Non, ce n'est pas de l'idéologie : et sont fermés. Le Premier ministre ne connaît même pas la situation.

20:18 - 1 avr. 2020

Le gouvernement persiste à mépriser l'hydroxychloroquine

Interpellé par Joachim Son-Forget sur la politique gouvernementale d'encadrement du traitement à la chloroquine, le ministre de la Santé a réitéré les raisons de l'exécutif pour ne pas en généraliser l'administration. "Monsieur Son-Forget est médecin; il ne sait que trop bien que pour prescrire un médicament, il faut avoir un minimum d'éléments pour démontrer scientifiquement de son efficacité, en France ou ailleurs dans le monde, a-t-il défendu.

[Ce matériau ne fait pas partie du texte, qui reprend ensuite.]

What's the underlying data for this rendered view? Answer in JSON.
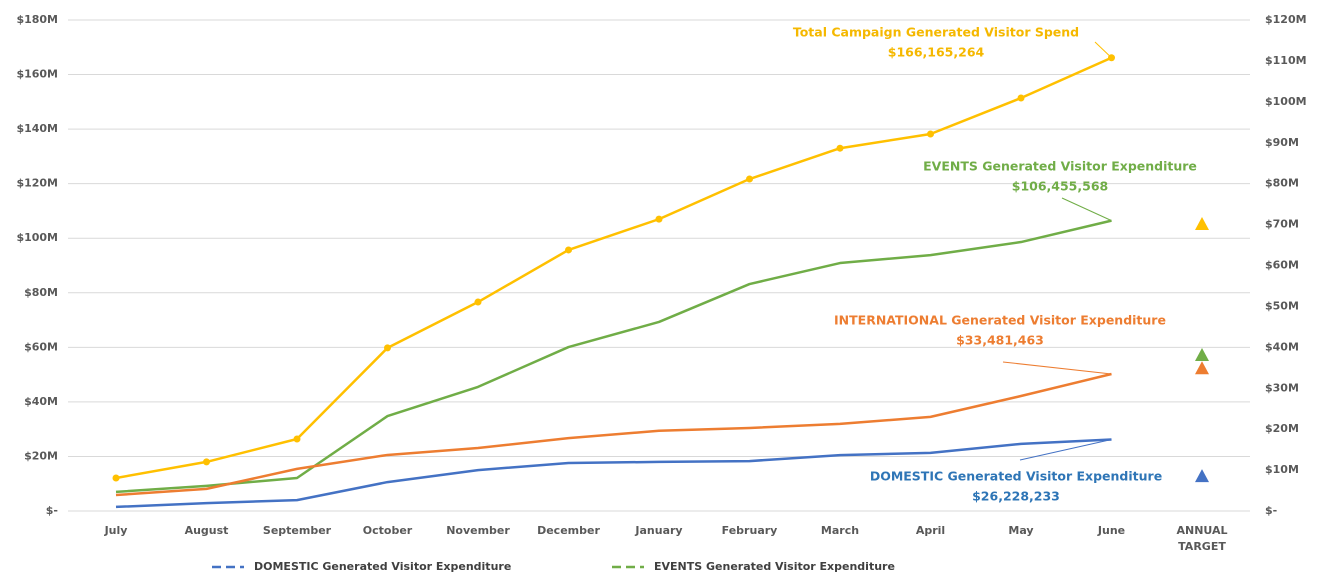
{
  "chart_data": {
    "type": "line",
    "categories": [
      "July",
      "August",
      "September",
      "October",
      "November",
      "December",
      "January",
      "February",
      "March",
      "April",
      "May",
      "June",
      "ANNUAL TARGET"
    ],
    "ylim": [
      0,
      180
    ],
    "yticks": [
      {
        "value": 0,
        "label": "$-"
      },
      {
        "value": 20,
        "label": "$20M"
      },
      {
        "value": 40,
        "label": "$40M"
      },
      {
        "value": 60,
        "label": "$60M"
      },
      {
        "value": 80,
        "label": "$80M"
      },
      {
        "value": 100,
        "label": "$100M"
      },
      {
        "value": 120,
        "label": "$120M"
      },
      {
        "value": 140,
        "label": "$140M"
      },
      {
        "value": 160,
        "label": "$160M"
      },
      {
        "value": 180,
        "label": "$180M"
      }
    ],
    "y2lim": [
      0,
      120
    ],
    "y2ticks": [
      {
        "value": 0,
        "label": "$-"
      },
      {
        "value": 10,
        "label": "$10M"
      },
      {
        "value": 20,
        "label": "$20M"
      },
      {
        "value": 30,
        "label": "$30M"
      },
      {
        "value": 40,
        "label": "$40M"
      },
      {
        "value": 50,
        "label": "$50M"
      },
      {
        "value": 60,
        "label": "$60M"
      },
      {
        "value": 70,
        "label": "$70M"
      },
      {
        "value": 80,
        "label": "$80M"
      },
      {
        "value": 90,
        "label": "$90M"
      },
      {
        "value": 100,
        "label": "$100M"
      },
      {
        "value": 110,
        "label": "$110M"
      },
      {
        "value": 120,
        "label": "$120M"
      }
    ],
    "grid": true,
    "legend": "bottom",
    "series": [
      {
        "name": "DOMESTIC Generated Visitor Expenditure",
        "color": "#4472c4",
        "label_color": "#2e75b6",
        "axis": "y",
        "markers": false,
        "in_legend": true,
        "values": [
          1.5,
          2.9,
          4,
          10.6,
          15,
          17.6,
          18,
          18.3,
          20.5,
          21.3,
          24.6,
          26.228233,
          null
        ],
        "value_labels": [
          null,
          null,
          null,
          null,
          null,
          null,
          null,
          null,
          null,
          null,
          null,
          "$26,228,233",
          null
        ],
        "target": 12.8
      },
      {
        "name": "EVENTS Generated Visitor Expenditure",
        "color": "#70ad47",
        "label_color": "#70ad47",
        "axis": "y",
        "markers": false,
        "in_legend": true,
        "values": [
          7,
          9.2,
          12.1,
          34.8,
          45.5,
          60.1,
          69.3,
          83.2,
          90.9,
          93.8,
          98.6,
          106.455568,
          null
        ],
        "value_labels": [
          null,
          null,
          null,
          null,
          null,
          null,
          null,
          null,
          null,
          null,
          null,
          "$106,455,568",
          null
        ],
        "target": 57.2
      },
      {
        "name": "INTERNATIONAL Generated Visitor Expenditure",
        "color": "#ed7d31",
        "label_color": "#ed7d31",
        "axis": "y2",
        "markers": false,
        "in_legend": false,
        "values": [
          3.9,
          5.4,
          10.3,
          13.7,
          15.4,
          17.8,
          19.6,
          20.3,
          21.3,
          23,
          28.1,
          33.481463,
          null
        ],
        "value_labels": [
          null,
          null,
          null,
          null,
          null,
          null,
          null,
          null,
          null,
          null,
          null,
          "$33,481,463",
          null
        ],
        "target": 34.9
      },
      {
        "name": "Total Campaign Generated Visitor Spend",
        "color": "#ffc000",
        "label_color": "#f5b800",
        "axis": "y",
        "markers": true,
        "in_legend": false,
        "values": [
          12.1,
          18,
          26.4,
          59.8,
          76.6,
          95.7,
          107,
          121.7,
          133,
          138.2,
          151.4,
          166.165264,
          null
        ],
        "value_labels": [
          null,
          null,
          null,
          null,
          null,
          null,
          null,
          null,
          null,
          null,
          null,
          "$166,165,264",
          null
        ],
        "target": 105.2
      }
    ]
  }
}
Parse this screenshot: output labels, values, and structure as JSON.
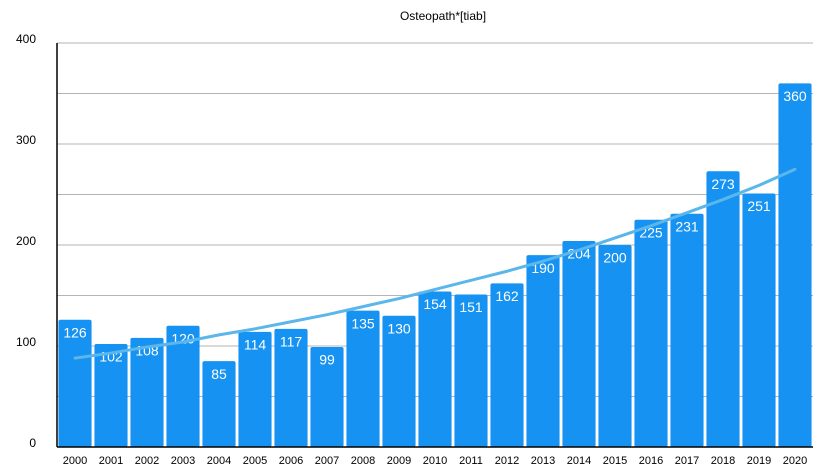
{
  "chart_data": {
    "type": "bar",
    "title": "Osteopath*[tiab]",
    "categories": [
      "2000",
      "2001",
      "2002",
      "2003",
      "2004",
      "2005",
      "2006",
      "2007",
      "2008",
      "2009",
      "2010",
      "2011",
      "2012",
      "2013",
      "2014",
      "2015",
      "2016",
      "2017",
      "2018",
      "2019",
      "2020"
    ],
    "values": [
      126,
      102,
      108,
      120,
      85,
      114,
      117,
      99,
      135,
      130,
      154,
      151,
      162,
      190,
      204,
      200,
      225,
      231,
      273,
      251,
      360
    ],
    "color": "#1592f2",
    "trendline": {
      "color": "#5bb6ea",
      "values": [
        88,
        93,
        99,
        104,
        111,
        117,
        124,
        131,
        139,
        147,
        156,
        165,
        174,
        184,
        195,
        207,
        219,
        232,
        245,
        259,
        275
      ]
    },
    "ylim": [
      0,
      400
    ],
    "yticks": [
      0,
      100,
      200,
      300,
      400
    ],
    "minor_yticks": [
      50,
      150,
      250,
      350
    ],
    "grid": true
  }
}
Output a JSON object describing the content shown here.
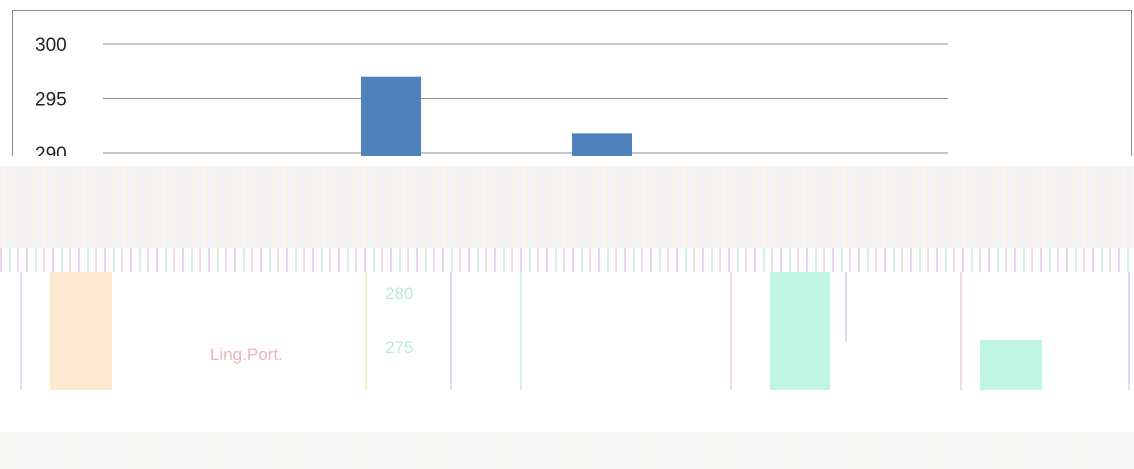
{
  "chart_data": [
    {
      "type": "bar",
      "ylim": [
        290,
        300
      ],
      "yticks": [
        "300",
        "295",
        "290"
      ],
      "values": [
        297,
        291.8
      ],
      "colors": {
        "bar": "#4f81bd",
        "grid": "#8c8c8c",
        "text": "#222222"
      }
    },
    {
      "type": "bar",
      "yticks": [
        "280",
        "275"
      ],
      "legend_label": "Ling.Port.",
      "values": [
        280,
        276
      ],
      "colors": {
        "bar_a": "#fde9cf",
        "bar_b": "#c0f5e3",
        "tick": "#9fe8c9",
        "label": "#e89aa8"
      }
    }
  ]
}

Aucun pays aujourd'hui n'est allé au-delà de l'autorisation, a indiqué le suiveur: le temps des premiers de cordées et de  l'innovation sont des mythes macroniens révolus. Croyez-moi, si un médicament, que ce soit celui-ci ou un autre, est capable d'améliorer l'état de santé des Français, nous le ferons."

Des territoires exonérés du confinement ?

Si Richard Ferrand a insisté pesamment pour éviter tout début de polémique et invité les députés à garder une certaine réserve devant les caméras et jusqu'au lancement de l'enquête parlementaire, le député Éric Ciotti ne s'est pas laissé museler sur le respect - ou plutôt le non-respect - du confinement dans certains quartiers et a interpellé les deux ministres sur ce sujet sensible. "Il existe des exceptions dans certains territoires où il est mal ou pas du tout respecté, et notamment dans certaines banlieues", a grondé le député des Alpes-Maritimes.

Edouard Philippe a reconnu que "le respect d'un confinement strict est probablement plus difficile dans certains endroits que dans d'autres". 
Mais le chef du gouvernement a éludé la question : le sujet était plutôt de savoir si le ministre de l'Intérieur est capable de faire respecter les décrets et arrêtés partout sur le territoire. Le premier ministre a d'ailleurs fini par concéder qu'il est sans doute plus difficile de faire respecter le confinement à Mayotte plutôt que dans le VIIe arrondissement [pris au hasard:c'est celui de Rachida Dati] de Paris [ou même que le XXe], au mépris de la consigne de R. Ferrand d'éviter la polémique... 
Avant de tonner : "Mais je le dis aussi avec force, la loi s'applique partout sur le territoire. Le confinement, il n'est pas là pour contenter ou pour ennuyer une catégorie de français plutôt qu'une autre." Encore un coup de menton dans le vide.